SPIEGEL: Warum neigten die Romantiker eher Goethe zu als Schiller?
Safranski: Goethe war in allem frivoler als Schiller, und das gefiel den Romantikern.
SPIEGEL: Irgendwann werden auch die Romantiker müde. Sie legen die Ohren an, werden staatstragend.
Safranski: Nach ihren Aufbrüchen suchen sie nach Verankerungen, lebensgeschichtlich, aber auch geistig. Schlegel, der Protestant, tritt zum Katholizismus über, Brentano ist es sowieso schon, er sitzt dann am Bett einer stigmatisierten Frau und zeichnet ihre Delirien auf. Es ist aber bezeichnenderweise die katholische Kirche, die sie aufsuchen. Die protestantische ist da viel zu langweilig.
SPIEGEL: Anregungen sind wichtig. E. T. A. Hoffmann hat der Schlacht bei Dresden mit einem Weinglas in der Hand zugeschaut.
Safranski: Ernst Jünger hat immer wieder darauf verwiesen. Er kämpft nicht, er schaut zu. Ein Schlachtentourist, aus dem Gefühl heraus, dass die Geschichte ein unendlich absurdes Theater ist. Das ist schon ein Schopenhauerscher Blick auf Geschichte.
SPIEGEL: Die Romantik kommt in Wellenbewegungen. Zunächst die philosophisch spekulative Welle, dann die nationale Begeisterung in den Befreiungskriegen, und schließlich der Ironiker Heine. Die 68er in Deutschland können begrifflich wenig mit der Romantik anfangen?
Safranski: Das ist deren Crux: man investiert die Romantik ins Ziel der Befreiung, aber die wirkliche Romantik, die Poesie, ist auf dem Weg dahin eher hinderlich. Sozialromantik anstelle von poetischer Romantik.
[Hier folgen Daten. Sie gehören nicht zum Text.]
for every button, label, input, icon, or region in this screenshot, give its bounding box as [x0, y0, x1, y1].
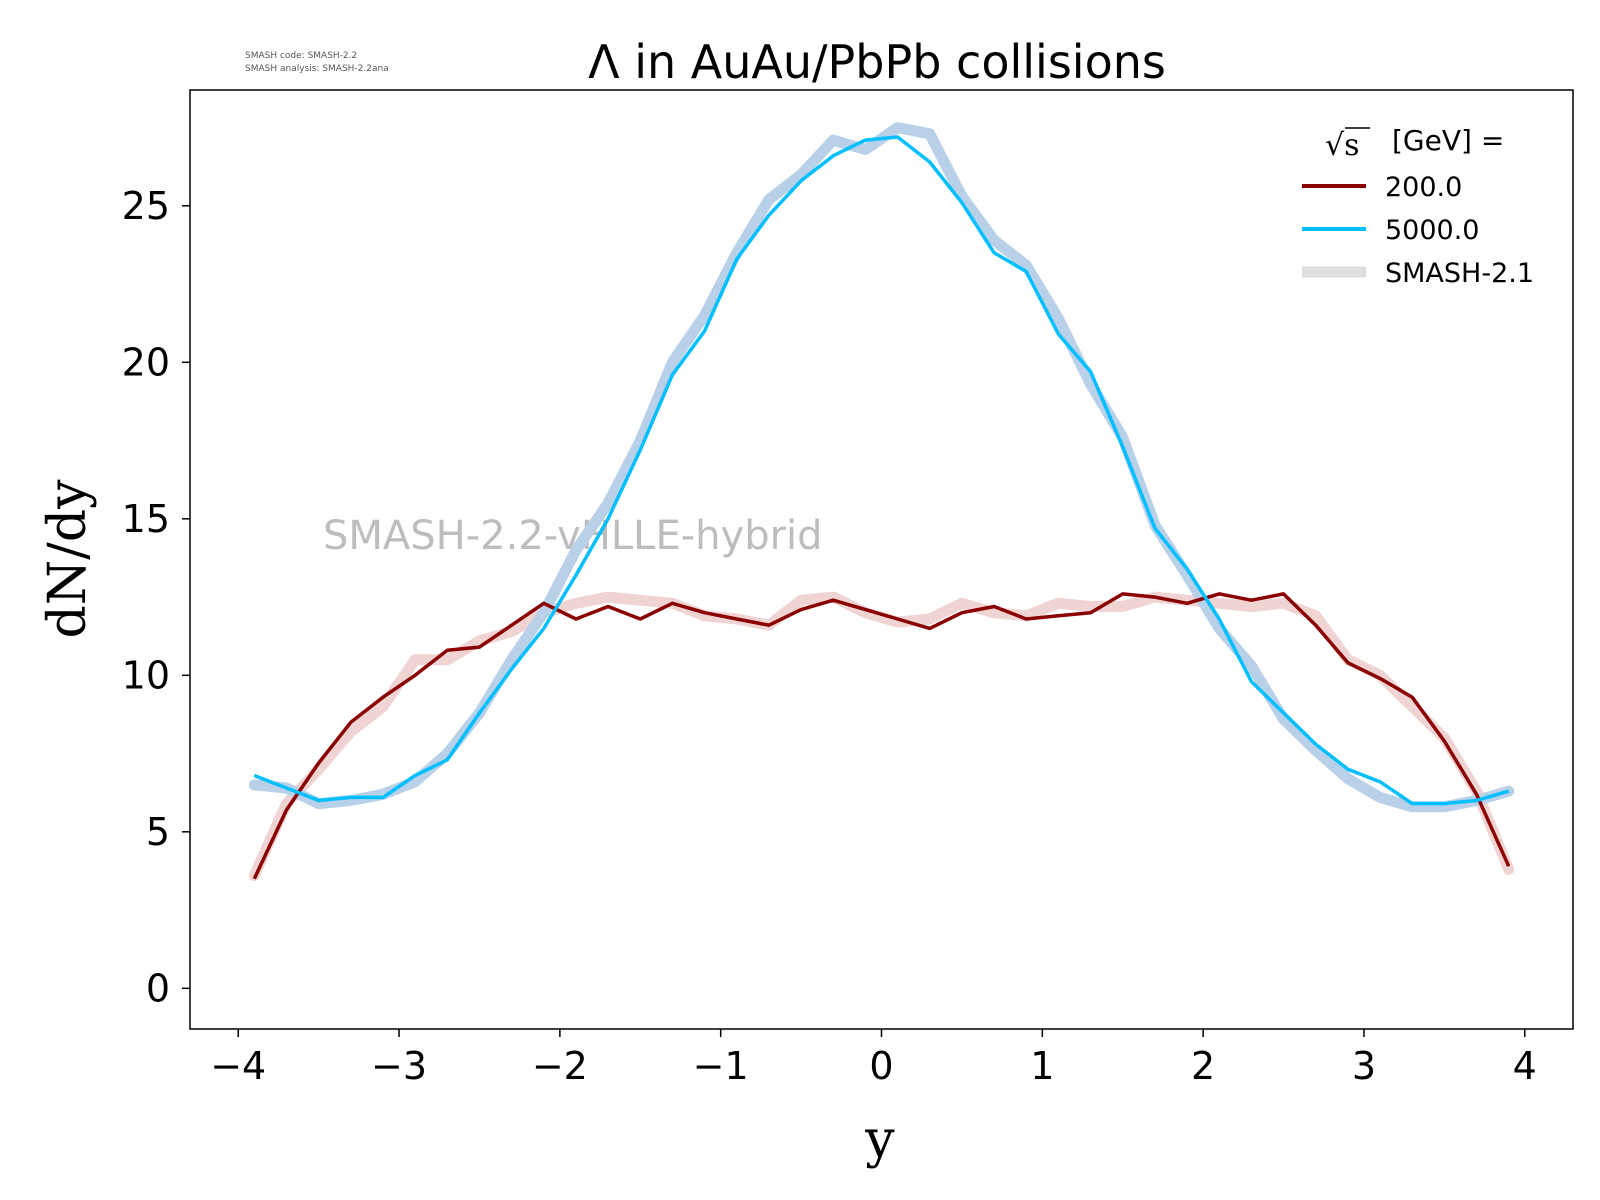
legend-title: [GeV] =: [1392, 124, 1504, 157]
x-tick-label: 3: [1352, 1044, 1376, 1088]
x-tick-label: 4: [1513, 1044, 1537, 1088]
x-tick-label: −4: [210, 1044, 266, 1088]
x-tick-label: 2: [1191, 1044, 1215, 1088]
x-axis: −4 −3 −2 −1 0 1 2 3 4: [210, 1029, 1537, 1088]
series-smash21-200-line: [248, 591, 1515, 882]
y-tick-label: 10: [122, 653, 170, 697]
y-tick-label: 5: [146, 810, 170, 854]
y-tick-label: 0: [146, 966, 170, 1010]
y-tick-label: 20: [122, 340, 170, 384]
x-tick-label: −1: [693, 1044, 749, 1088]
y-tick-label: 25: [122, 184, 170, 228]
x-axis-label: y: [864, 1110, 895, 1170]
y-tick-label: 15: [122, 497, 170, 541]
chart-title: Λ in AuAu/PbPb collisions: [588, 35, 1166, 89]
info-line-2: SMASH analysis: SMASH-2.2ana: [245, 64, 389, 74]
info-line-1: SMASH code: SMASH-2.2: [245, 51, 357, 61]
legend-label-200: 200.0: [1385, 172, 1462, 203]
legend-label-smash21: SMASH-2.1: [1385, 258, 1534, 289]
x-tick-label: 1: [1030, 1044, 1054, 1088]
legend: √s [GeV] = 200.0 5000.0 SMASH-2.1: [1302, 124, 1534, 289]
x-tick-label: −3: [371, 1044, 427, 1088]
series-200-line: [252, 592, 1511, 880]
x-tick-label: −2: [532, 1044, 588, 1088]
series-5000-line: [253, 135, 1510, 806]
y-axis: 0 5 10 15 20 25: [122, 184, 190, 1010]
legend-sqrt-symbol: √s: [1325, 128, 1360, 163]
x-tick-label: 0: [869, 1044, 893, 1088]
legend-label-5000: 5000.0: [1385, 215, 1479, 246]
series-layer: [248, 122, 1515, 882]
y-axis-label: dN/dy: [38, 479, 98, 639]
SPIEGEL: Waren Sie damals Romantiker?
Safranski: Gewiss. Romantisch war das Lebensgefühl, die dionysische Musik der "Doors", die erotischen Lockerungen, die Devise "Phantasie an die Macht". Dann aber kamen die Mühen der Ebene. Wir imitierten die alte Arbeiterbewegung, eine Komödie, eine Farce. Das war dann unfreiwillige Romantik vom Gröbsten. Wir haben zu spät darüber gelacht.
SPIEGEL: Die K-Gruppen waren beinhart, wenn es um kleinbürgerliche Abweichungen ging
Safranski: Es gab 1968 die Kampagne "Tod der Literatur", und sie ist im Kern mit den gleichen Argumenten betrieben worden, die Börne gegen den Romantiker Heine vorbrachte, nämlich: Wenn Napalm auf Kinder fällt, darf es eigentlich nur noch Reportage und Dokumentarliteratur geben, aber keine Gedichte und romantischen Träumereien. Die Revolutionsmänner machen die Nachtigallen arbeitslos, klagte schon Heine.
SPIEGEL: Hat der deutsche Hang zum Irrationalismus in den Nationalsozialismus geführt?
Safranski: Ich halte diese Interpretation für töricht. Das Leben selbst ist irrational, das macht seinen Bedeutungsreichtum aus, das hat nichts mit Verbrechern zu tun. War der Nationalsozialismus romantisch? Man kann sagen, der Nationalsozialismus war eher eine brutalisierte und banalisierte Form pseudonaturwissenschaftlichen Denkens - Biologismus, Rassismus; also eher pervertierte Rationalität als verwilderte Romantik. Allerdings: Dass sich ein erheblicher Teil des Volkes für ein so krudes und monströses Projekt wie das der Nazis rekrutieren lässt, dazu gehört schon eine Menge von Weltfremdheit.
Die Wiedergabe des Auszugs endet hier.